Mi siedo in sala, l’infermiere mi conosce, si è creata una simpatia tra noi, sa che scrivo e lui fa teatro, parliamo spesso delle sue escursioni in bicicletta, è così che ha conosciuto la Sardegna. Con sicurezza trova la vena e infila l’agocannula, la terrò per i 5 giorni di DH. Sono azioni che conosco, c’è quasi una ritualità in quei gesti, tutto si ripete, nulla mi sorprende più, anche se, certo, era almeno un anno che non facevo terapia, quel farmaco mi pesa questa volta, mi stordisce, è come se tutta la stanchezza accumulata in quei mesi, mi piombi addosso. La dottoressa passa più volte, ogni giorno, chiede come stia, ma non ci sono benefici, solo una grande stanchezza. Mi dice che non si aspetta nulla per ora, che il farmaco ha bisogno del suo tempo, l’organismo ha bisogno del suo tempo. Lo so, non mi spaventa. A dir la verità, come ha sottolineato la mia collega qualche giorno fa, non ho paura di nulla.
È forse questa mia compostezza che lascia basiti gli altri, come la ragazza sotto accertamenti che passa per il day service, mentre le poesie di Mark Strand mi tengono compagnia. Mi chiede come faccia a stare così tranquilla, pacata, serena. Le dico poche cose, nei miei anni di volontariato ho avuto a che fare con molti neodiagnosticati, da quello che mi racconta so che ha una sospetta SM, ma non glielo dico, non mi permetterei mai, non spetta a me, mi attengo a spiegarle che tutto quel mondo non mi è nuovo, le porto la mia esperienza, la mia testimonianza di vita. Mi sorride e mi ringrazia, dice che il cielo, in quel momento in cui ne aveva tanto bisogno, le ha mandato me, il suo angelo. Mi saluta, ringraziandomi ancora.
E poi c’è il ragazzo del Ghana che non si è presentato all’appuntamento e che ora cerca la sua dottoressa che è in ferie. L’infermiere è alterato perché gli stranieri non rispettano mai gli appuntamenti. Ascolto le ragioni dell’uno e quelle dell’altro, li metto in comunicazione, risolvo. Capisco che per la forte immigrazione presente sul territorio, ogni ospedale dovrebbe avere dei mediatori culturali, non solo linguistici, ma proprio culturali: è evidente che non comprendono che l’assistenza per noi ha un tempo misurato e, come se non bastasse, il problema linguistico fa sì che si affidino a terzi nella gestione delle comunicazioni, con grandi fraintendimenti.

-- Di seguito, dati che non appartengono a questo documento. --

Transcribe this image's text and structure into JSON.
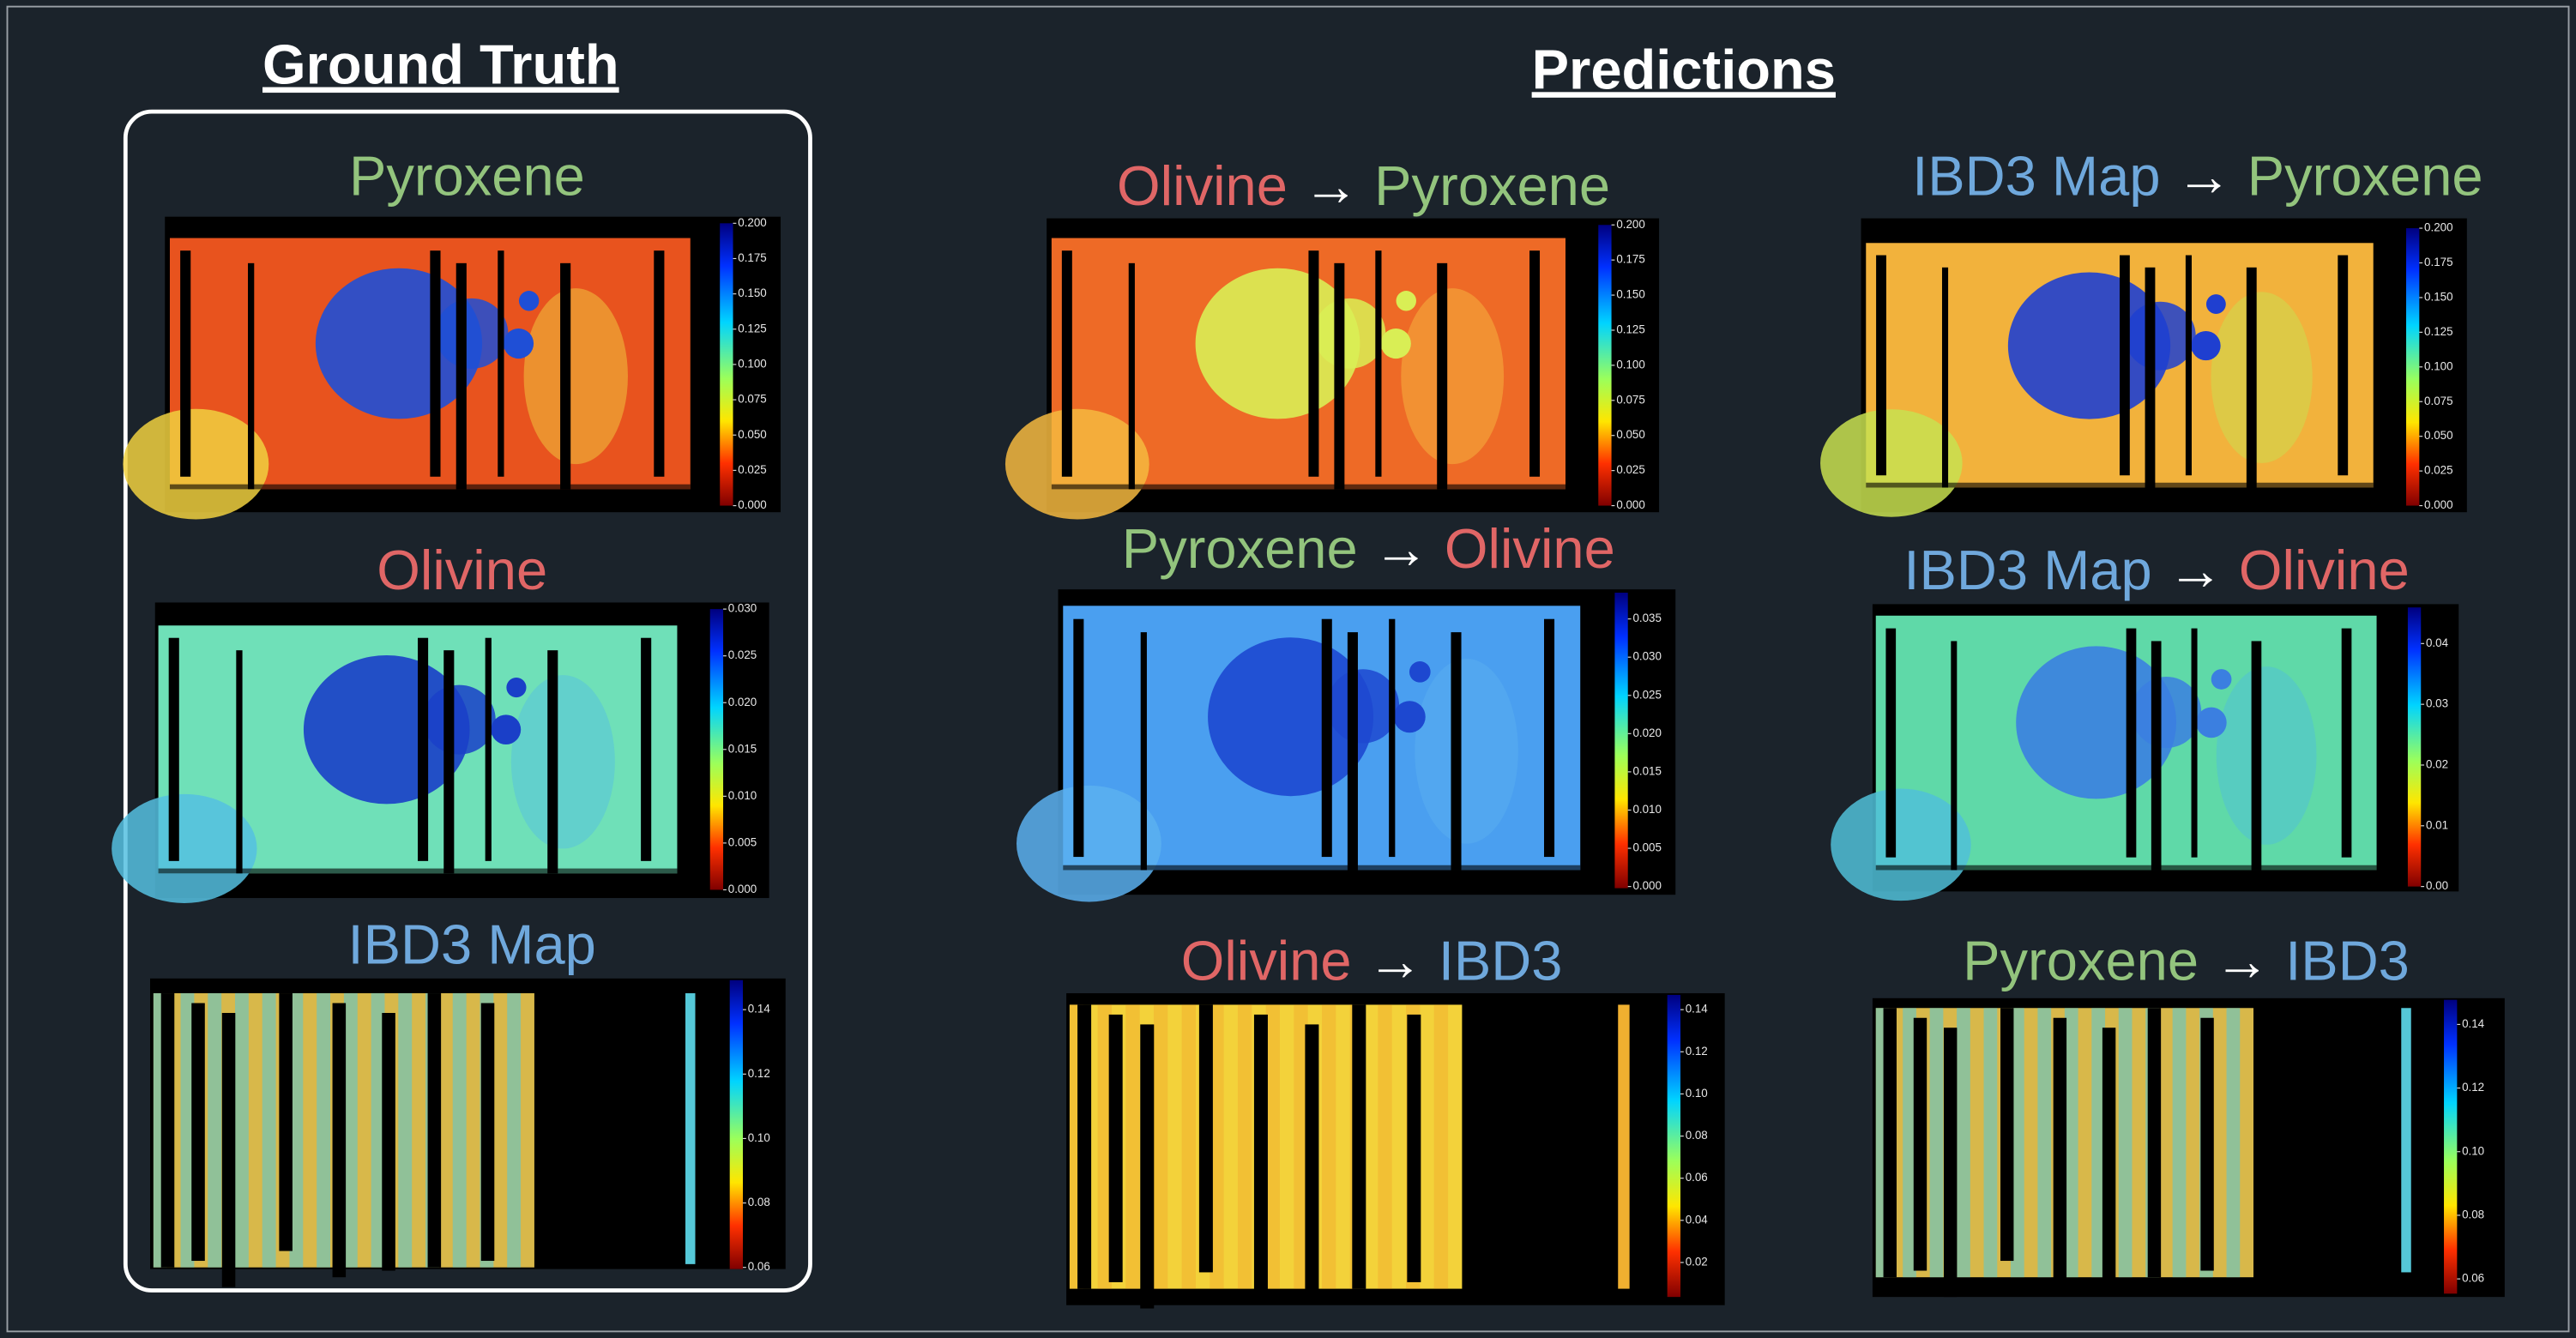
{
  "header": {
    "ground_truth": "Ground Truth",
    "predictions": "Predictions"
  },
  "panels": [
    {
      "title": [
        {
          "text": "Pyroxene",
          "color": "#93c47d"
        }
      ],
      "ticks": [
        "0.200",
        "0.175",
        "0.150",
        "0.125",
        "0.100",
        "0.075",
        "0.050",
        "0.025",
        "0.000"
      ]
    },
    {
      "title": [
        {
          "text": "Olivine",
          "color": "#e06666"
        }
      ],
      "ticks": [
        "0.030",
        "0.025",
        "0.020",
        "0.015",
        "0.010",
        "0.005",
        "0.000"
      ]
    },
    {
      "title": [
        {
          "text": "IBD3 Map",
          "color": "#6fa8dc"
        }
      ],
      "ticks": [
        "0.14",
        "0.12",
        "0.10",
        "0.08",
        "0.06"
      ]
    },
    {
      "title": [
        {
          "text": "Olivine",
          "color": "#e06666"
        },
        {
          "text": "→",
          "color": "#ffffff"
        },
        {
          "text": "Pyroxene",
          "color": "#93c47d"
        }
      ],
      "ticks": [
        "0.200",
        "0.175",
        "0.150",
        "0.125",
        "0.100",
        "0.075",
        "0.050",
        "0.025",
        "0.000"
      ]
    },
    {
      "title": [
        {
          "text": "Pyroxene",
          "color": "#93c47d"
        },
        {
          "text": "→",
          "color": "#ffffff"
        },
        {
          "text": "Olivine",
          "color": "#e06666"
        }
      ],
      "ticks": [
        "0.035",
        "0.030",
        "0.025",
        "0.020",
        "0.015",
        "0.010",
        "0.005",
        "0.000"
      ]
    },
    {
      "title": [
        {
          "text": "Olivine",
          "color": "#e06666"
        },
        {
          "text": "→",
          "color": "#ffffff"
        },
        {
          "text": "IBD3",
          "color": "#6fa8dc"
        }
      ],
      "ticks": [
        "0.14",
        "0.12",
        "0.10",
        "0.08",
        "0.06",
        "0.04",
        "0.02"
      ]
    },
    {
      "title": [
        {
          "text": "IBD3 Map",
          "color": "#6fa8dc"
        },
        {
          "text": "→",
          "color": "#ffffff"
        },
        {
          "text": "Pyroxene",
          "color": "#93c47d"
        }
      ],
      "ticks": [
        "0.200",
        "0.175",
        "0.150",
        "0.125",
        "0.100",
        "0.075",
        "0.050",
        "0.025",
        "0.000"
      ]
    },
    {
      "title": [
        {
          "text": "IBD3 Map",
          "color": "#6fa8dc"
        },
        {
          "text": "→",
          "color": "#ffffff"
        },
        {
          "text": "Olivine",
          "color": "#e06666"
        }
      ],
      "ticks": [
        "0.04",
        "0.03",
        "0.02",
        "0.01",
        "0.00"
      ]
    },
    {
      "title": [
        {
          "text": "Pyroxene",
          "color": "#93c47d"
        },
        {
          "text": "→",
          "color": "#ffffff"
        },
        {
          "text": "IBD3",
          "color": "#6fa8dc"
        }
      ],
      "ticks": [
        "0.14",
        "0.12",
        "0.10",
        "0.08",
        "0.06"
      ]
    }
  ]
}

Dico al ragazzo del Ghana che il problema non è che lui non capisce bene l’italiano, ma che il suo “capo”, come lo definisce, a cui ha lasciato in mano la questione, non capisce bene l’italiano.

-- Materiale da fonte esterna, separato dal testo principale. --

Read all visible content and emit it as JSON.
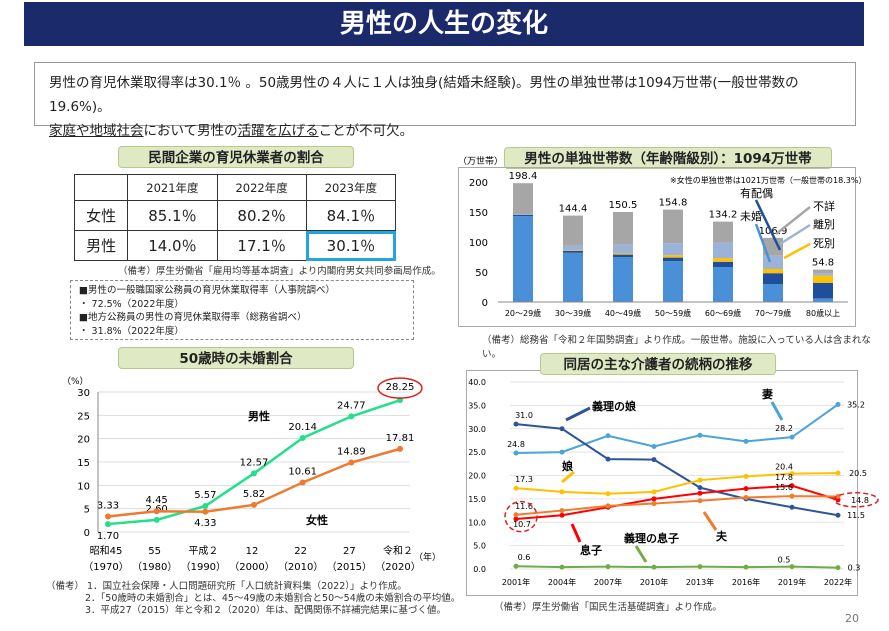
{
  "title": "男性の人生の変化",
  "summary": {
    "line1": "男性の育児休業取得率は30.1％ 。50歳男性の４人に１人は独身(結婚未経験)。男性の単独世帯は1094万世帯(一般世帯数の19.6%)。",
    "line2_underlined_1": "家庭や地域社会",
    "line2_mid": "において男性の",
    "line2_underlined_2": "活躍を広げる",
    "line2_end": "ことが不可欠。"
  },
  "childcare": {
    "heading": "民間企業の育児休業者の割合",
    "years": [
      "2021年度",
      "2022年度",
      "2023年度"
    ],
    "rows": [
      {
        "label": "女性",
        "values": [
          "85.1％",
          "80.2％",
          "84.1％"
        ]
      },
      {
        "label": "男性",
        "values": [
          "14.0％",
          "17.1％",
          "30.1％"
        ]
      }
    ],
    "note": "（備考）厚生労働省「雇用均等基本調査」より内閣府男女共同参画局作成。",
    "public": [
      "■男性の一般職国家公務員の育児休業取得率（人事院調べ）",
      "・ 72.5%（2022年度）",
      "■地方公務員の男性の育児休業取得率（総務省調べ）",
      "・ 31.8%（2022年度）"
    ]
  },
  "chart_data": [
    {
      "type": "line",
      "title": "50歳時の未婚割合",
      "ylabel": "（%）",
      "xlabel": "（年）",
      "categories": [
        "昭和45",
        "55",
        "平成２",
        "12",
        "22",
        "27",
        "令和２"
      ],
      "categories_sub": [
        "（1970）",
        "（1980）",
        "（1990）",
        "（2000）",
        "（2010）",
        "（2015）",
        "（2020）"
      ],
      "yticks": [
        "0",
        "5",
        "10",
        "15",
        "20",
        "25",
        "30"
      ],
      "ylim": [
        0,
        30
      ],
      "series": [
        {
          "name": "男性",
          "color": "#22e08a",
          "values": [
            1.7,
            2.6,
            5.57,
            12.57,
            20.14,
            24.77,
            28.25
          ],
          "labels": [
            "1.70",
            "2.60",
            "5.57",
            "12.57",
            "20.14",
            "24.77",
            "28.25"
          ]
        },
        {
          "name": "女性",
          "color": "#ee7a30",
          "values": [
            3.33,
            4.45,
            4.33,
            5.82,
            10.61,
            14.89,
            17.81
          ],
          "labels": [
            "3.33",
            "4.45",
            "4.33",
            "5.82",
            "10.61",
            "14.89",
            "17.81"
          ]
        }
      ],
      "notes": [
        "（備考） 1．国立社会保障・人口問題研究所「人口統計資料集（2022）」より作成。",
        "2．「50歳時の未婚割合」とは、45～49歳の未婚割合と50～54歳の未婚割合の平均値。",
        "3．平成27（2015）年と令和２（2020）年は、配偶関係不詳補完結果に基づく値。"
      ]
    },
    {
      "type": "bar",
      "title": "男性の単独世帯数（年齢階級別）：1094万世帯",
      "ylabel": "（万世帯）",
      "subnote": "※女性の単独世帯は1021万世帯（一般世帯の18.3%）",
      "categories": [
        "20～29歳",
        "30～39歳",
        "40～49歳",
        "50～59歳",
        "60～69歳",
        "70～79歳",
        "80歳以上"
      ],
      "totals": [
        "198.4",
        "144.4",
        "150.5",
        "154.8",
        "134.2",
        "106.9",
        "54.8"
      ],
      "yticks": [
        "0",
        "50",
        "100",
        "150",
        "200"
      ],
      "ylim": [
        0,
        200
      ],
      "series": [
        {
          "name": "未婚",
          "color": "#4a90d9",
          "values": [
            143,
            82,
            75,
            68,
            58,
            30,
            6
          ]
        },
        {
          "name": "有配偶",
          "color": "#1f4e9c",
          "values": [
            2,
            3,
            4,
            6,
            9,
            18,
            26
          ]
        },
        {
          "name": "死別",
          "color": "#ffc000",
          "values": [
            0,
            1,
            2,
            4,
            6,
            7,
            12
          ]
        },
        {
          "name": "離別",
          "color": "#9cb3d9",
          "values": [
            1,
            8,
            15,
            20,
            26,
            22,
            4
          ]
        },
        {
          "name": "不詳",
          "color": "#a6a6a6",
          "values": [
            52,
            50,
            54,
            56,
            35,
            30,
            6
          ]
        }
      ],
      "note": "（備考）総務省「令和２年国勢調査」より作成。一般世帯。施設に入っている人は含まれない。"
    },
    {
      "type": "line",
      "title": "同居の主な介護者の続柄の推移",
      "categories": [
        "2001年",
        "2004年",
        "2007年",
        "2010年",
        "2013年",
        "2016年",
        "2019年",
        "2022年"
      ],
      "yticks": [
        "0.0",
        "5.0",
        "10.0",
        "15.0",
        "20.0",
        "25.0",
        "30.0",
        "35.0",
        "40.0"
      ],
      "ylim": [
        0,
        40
      ],
      "series": [
        {
          "name": "妻",
          "color": "#4aa3d9",
          "values": [
            24.8,
            25.0,
            28.5,
            26.2,
            28.6,
            27.3,
            28.2,
            35.2
          ],
          "labels": [
            "24.8",
            "28.2",
            "35.2"
          ]
        },
        {
          "name": "義理の娘",
          "color": "#2f5597",
          "values": [
            31.0,
            30.0,
            23.5,
            23.4,
            17.4,
            15.0,
            13.2,
            11.5
          ],
          "labels": [
            "31.0",
            "11.5"
          ]
        },
        {
          "name": "娘",
          "color": "#ffc000",
          "values": [
            17.3,
            16.5,
            16.1,
            16.5,
            19.0,
            19.8,
            20.4,
            20.5
          ],
          "labels": [
            "17.3",
            "20.4",
            "20.5"
          ]
        },
        {
          "name": "息子",
          "color": "#ff0000",
          "values": [
            10.7,
            11.5,
            13.2,
            15.0,
            16.2,
            17.2,
            17.8,
            14.8
          ],
          "labels": [
            "10.7",
            "17.8",
            "14.8"
          ]
        },
        {
          "name": "夫",
          "color": "#ed7d31",
          "values": [
            11.6,
            12.5,
            13.5,
            14.0,
            14.6,
            15.3,
            15.6,
            15.5
          ],
          "labels": [
            "11.6",
            "15.6"
          ]
        },
        {
          "name": "義理の息子",
          "color": "#70ad47",
          "values": [
            0.6,
            0.4,
            0.5,
            0.4,
            0.5,
            0.4,
            0.5,
            0.3
          ],
          "labels": [
            "0.6",
            "0.5",
            "0.3"
          ]
        }
      ],
      "note": "（備考）厚生労働省「国民生活基礎調査」より作成。"
    }
  ],
  "page_number": "20"
}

C’è in me, un naturale e congenito senso di servizio verso il prossimo, un senso laico, empatico, umanistico, e per quanto tenti di scansarlo, questo mi rincorre.

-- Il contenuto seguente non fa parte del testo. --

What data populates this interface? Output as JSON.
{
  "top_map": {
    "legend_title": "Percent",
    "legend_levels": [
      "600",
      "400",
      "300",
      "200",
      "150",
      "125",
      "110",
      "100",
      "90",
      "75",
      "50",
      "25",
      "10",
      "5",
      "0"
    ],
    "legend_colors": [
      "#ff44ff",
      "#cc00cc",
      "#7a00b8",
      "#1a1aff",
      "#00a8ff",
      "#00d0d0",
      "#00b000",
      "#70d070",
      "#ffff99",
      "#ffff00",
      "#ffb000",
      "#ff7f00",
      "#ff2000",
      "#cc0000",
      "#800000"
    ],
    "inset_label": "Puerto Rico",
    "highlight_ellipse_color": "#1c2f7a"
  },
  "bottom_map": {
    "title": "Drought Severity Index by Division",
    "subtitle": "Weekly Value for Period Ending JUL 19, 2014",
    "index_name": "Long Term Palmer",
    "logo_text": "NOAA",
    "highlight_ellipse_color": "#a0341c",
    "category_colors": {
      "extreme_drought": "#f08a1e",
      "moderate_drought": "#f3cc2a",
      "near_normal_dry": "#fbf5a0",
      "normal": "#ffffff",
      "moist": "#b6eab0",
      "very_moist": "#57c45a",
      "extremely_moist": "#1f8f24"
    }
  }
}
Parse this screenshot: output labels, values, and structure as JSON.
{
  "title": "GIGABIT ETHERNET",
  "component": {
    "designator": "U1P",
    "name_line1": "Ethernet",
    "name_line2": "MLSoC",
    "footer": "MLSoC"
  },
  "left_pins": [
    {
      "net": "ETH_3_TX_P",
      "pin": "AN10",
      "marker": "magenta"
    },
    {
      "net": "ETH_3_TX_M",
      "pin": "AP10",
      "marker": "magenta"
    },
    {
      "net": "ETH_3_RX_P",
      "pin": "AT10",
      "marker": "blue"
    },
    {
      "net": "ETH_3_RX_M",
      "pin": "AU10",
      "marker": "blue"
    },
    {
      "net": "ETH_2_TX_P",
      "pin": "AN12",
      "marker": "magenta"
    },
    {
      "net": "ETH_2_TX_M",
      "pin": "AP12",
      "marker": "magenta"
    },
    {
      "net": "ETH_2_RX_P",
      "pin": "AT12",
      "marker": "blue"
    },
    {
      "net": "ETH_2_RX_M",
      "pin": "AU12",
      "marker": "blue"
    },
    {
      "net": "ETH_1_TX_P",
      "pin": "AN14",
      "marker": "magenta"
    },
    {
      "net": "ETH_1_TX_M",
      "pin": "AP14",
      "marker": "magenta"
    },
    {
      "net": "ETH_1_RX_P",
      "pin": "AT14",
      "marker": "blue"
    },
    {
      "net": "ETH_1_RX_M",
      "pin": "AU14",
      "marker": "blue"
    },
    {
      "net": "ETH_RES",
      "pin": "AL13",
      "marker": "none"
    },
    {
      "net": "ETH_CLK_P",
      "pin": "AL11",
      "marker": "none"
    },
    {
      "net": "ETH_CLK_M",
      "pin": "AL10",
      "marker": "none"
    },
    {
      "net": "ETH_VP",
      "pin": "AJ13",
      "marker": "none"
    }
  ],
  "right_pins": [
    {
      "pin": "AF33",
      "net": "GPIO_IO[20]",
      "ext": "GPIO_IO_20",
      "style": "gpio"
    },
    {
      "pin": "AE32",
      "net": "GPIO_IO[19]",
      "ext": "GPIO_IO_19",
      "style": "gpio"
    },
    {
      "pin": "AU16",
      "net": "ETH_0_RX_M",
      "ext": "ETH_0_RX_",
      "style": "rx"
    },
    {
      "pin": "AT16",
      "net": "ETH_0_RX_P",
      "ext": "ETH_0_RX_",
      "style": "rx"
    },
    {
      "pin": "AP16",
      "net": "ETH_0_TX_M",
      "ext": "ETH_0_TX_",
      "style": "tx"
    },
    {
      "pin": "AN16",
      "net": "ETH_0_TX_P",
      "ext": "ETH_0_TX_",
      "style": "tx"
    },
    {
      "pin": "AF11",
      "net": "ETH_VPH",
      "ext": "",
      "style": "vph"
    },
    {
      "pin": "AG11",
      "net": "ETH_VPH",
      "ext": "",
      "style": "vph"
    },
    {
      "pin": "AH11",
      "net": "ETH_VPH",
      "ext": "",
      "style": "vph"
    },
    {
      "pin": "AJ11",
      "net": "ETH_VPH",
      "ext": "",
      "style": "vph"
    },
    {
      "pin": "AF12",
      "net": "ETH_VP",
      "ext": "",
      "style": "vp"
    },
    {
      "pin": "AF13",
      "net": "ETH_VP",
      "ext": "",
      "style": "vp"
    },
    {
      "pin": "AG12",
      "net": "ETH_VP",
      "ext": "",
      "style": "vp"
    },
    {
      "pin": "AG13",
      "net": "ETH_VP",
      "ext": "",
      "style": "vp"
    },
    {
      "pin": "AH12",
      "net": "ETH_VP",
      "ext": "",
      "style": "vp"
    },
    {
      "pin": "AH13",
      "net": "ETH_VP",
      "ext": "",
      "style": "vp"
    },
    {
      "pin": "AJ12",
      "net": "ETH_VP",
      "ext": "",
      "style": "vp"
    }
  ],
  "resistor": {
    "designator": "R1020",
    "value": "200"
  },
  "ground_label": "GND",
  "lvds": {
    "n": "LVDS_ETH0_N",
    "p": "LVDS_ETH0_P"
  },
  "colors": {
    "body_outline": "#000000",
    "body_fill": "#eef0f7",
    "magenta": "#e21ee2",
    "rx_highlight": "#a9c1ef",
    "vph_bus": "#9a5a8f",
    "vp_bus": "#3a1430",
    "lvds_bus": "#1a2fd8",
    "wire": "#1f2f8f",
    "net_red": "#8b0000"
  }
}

Nel weekend decisi di darmi al totale relax, godendomi la festa del Paese. Mi ripresi la lentezza del vivere, quella sana, rinvigorendomi nel corpo e nello spirito. Il lunedì ripresi a lavorare, ma anche nel raggiungere l’ufficio andai più lenta, guardando le viti rigogliose ai lati della strada, i campi seminati, le ville, i colli farmi ombra. A distanza di una settimana, non ho inteso abbandonare questa leggerezza, e in attesa delle ferie di luglio, il mio totale recupero è diventato occasione per aperitivi costruttivi, incontri per delineare progetti che si compiranno tra l’autunno e l’inverno berico.
Per fermarmi, bisogna abbattermi. S.C.